1. Field of the Invention
The present invention relates to a semiconductor device, and more particularly relates to a semiconductor device with a bonding pad structure.
2. Description of the Related Art
As electrical components are made smaller, various strategies have been adopted to reduce the amount of space devoted to connections between the chips containing the integrated circuit devices and the printed circuit board on which the chips are mounted. Electrical connections between integrated circuits on a chip and the printed circuit board are made through bonding pads typically provided at the periphery of the chip.
Bonding pads are the interfaces between the integrated circuits contained in semiconductor chips and the chip package. A large number of bonding pads are required to transmit power, ground and input/output signals to the chip devices. It is thus important that the bonding pad yield be sufficiently high to ensure a high per chip yield.
Conventional bonding pad structures have been observed to delaminate or have layers that separate from one another in response to external forces like those applied in wire bonding processes of the type typically used attaching wires to the bonding pads.
The general bonding pad structure consists of metal layers, emanating from the terminals of the chip devices, separated by intermetal dielectric (IMD) layers that are often silicon oxide. Metal vias, tungsten (W) often being used, pass through the IMD layers connecting the metal layers. Wires are bonded to a bonding metal pattern and to the chip package forming electrical connections between the chip and the package.

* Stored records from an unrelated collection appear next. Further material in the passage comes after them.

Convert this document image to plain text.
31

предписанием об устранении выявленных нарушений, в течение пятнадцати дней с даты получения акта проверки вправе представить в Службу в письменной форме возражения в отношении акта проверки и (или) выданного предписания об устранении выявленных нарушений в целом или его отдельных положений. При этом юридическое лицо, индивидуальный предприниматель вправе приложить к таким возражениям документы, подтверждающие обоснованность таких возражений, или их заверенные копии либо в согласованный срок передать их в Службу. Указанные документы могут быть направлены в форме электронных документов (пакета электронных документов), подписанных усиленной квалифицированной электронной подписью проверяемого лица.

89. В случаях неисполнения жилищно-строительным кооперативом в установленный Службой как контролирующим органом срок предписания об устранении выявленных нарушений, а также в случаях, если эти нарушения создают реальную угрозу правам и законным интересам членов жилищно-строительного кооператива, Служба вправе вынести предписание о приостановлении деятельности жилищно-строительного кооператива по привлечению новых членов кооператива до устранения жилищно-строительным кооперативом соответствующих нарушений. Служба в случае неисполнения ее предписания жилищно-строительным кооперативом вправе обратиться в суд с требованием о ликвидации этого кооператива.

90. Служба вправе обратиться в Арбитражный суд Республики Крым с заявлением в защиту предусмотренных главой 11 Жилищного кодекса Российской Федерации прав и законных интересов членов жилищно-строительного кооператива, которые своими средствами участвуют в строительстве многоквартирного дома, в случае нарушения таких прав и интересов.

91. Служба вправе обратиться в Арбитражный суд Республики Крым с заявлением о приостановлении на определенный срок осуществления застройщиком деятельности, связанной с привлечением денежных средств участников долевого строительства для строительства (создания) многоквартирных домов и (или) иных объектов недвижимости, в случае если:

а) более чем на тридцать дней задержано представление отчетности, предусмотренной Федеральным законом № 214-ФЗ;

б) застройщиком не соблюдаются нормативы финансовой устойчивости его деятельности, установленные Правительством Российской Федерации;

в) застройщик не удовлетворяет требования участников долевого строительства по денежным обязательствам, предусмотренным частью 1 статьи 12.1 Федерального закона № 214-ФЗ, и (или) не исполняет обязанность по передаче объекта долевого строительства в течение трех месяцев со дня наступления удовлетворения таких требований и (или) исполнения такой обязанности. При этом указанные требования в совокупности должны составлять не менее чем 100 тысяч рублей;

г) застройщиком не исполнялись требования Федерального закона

A passivation layer covers the surface, except over the bonding sites, to seal the chip from contaminants and for scratch protection.
One mode of failure of the bonding pad relates to the peeling of the wire from the metal pattern due to forces exerted especially during the bonding process. A bonding pad structure with increased peeling resistance and a cleaning method to ensure contamination free bonding have been disclosed in the prior art. Besides, another failure mode that has been observed relates to bonding pad peel back, where forces during wire bonding may cause a delaminating of one or more of the underlying layers. Bonding pad structures that resist bonding pad peeling have been also recited in the related filed.
It has been observed that wire bonding may cause the bonding pad to lift off or peel back (delaminate) from one or more of the underlying layers, weakening the bonding pad structure and damaging other portions of the chip's wiring. Such peel back reduces or prevents electrical contact between the bonding pad and the integrated circuit devices on the chip, which decreases the reliability and reduces the life of the chip.
Once a small crack is initiated it will, under stresses prevalent in the layer during processing, grow extensively. Approaches to alleviate this cracking of the IMD focus on producing IMD layers with low residual stress. Composite silicon oxide layers serve this purpose and are used, such as HDP plus PETEOS layers. However, even with composite silicon oxide layers to reduce stress, the IMD layer is not strong enough to withstand stresses encountered during chip packaging and IMD cracking is still observed.
It is desirable to form bonding pad structures exhibiting improved durability with better adhesion to underlying layers, so that the bonding pad structures are more compatible with chip-on-board techniques.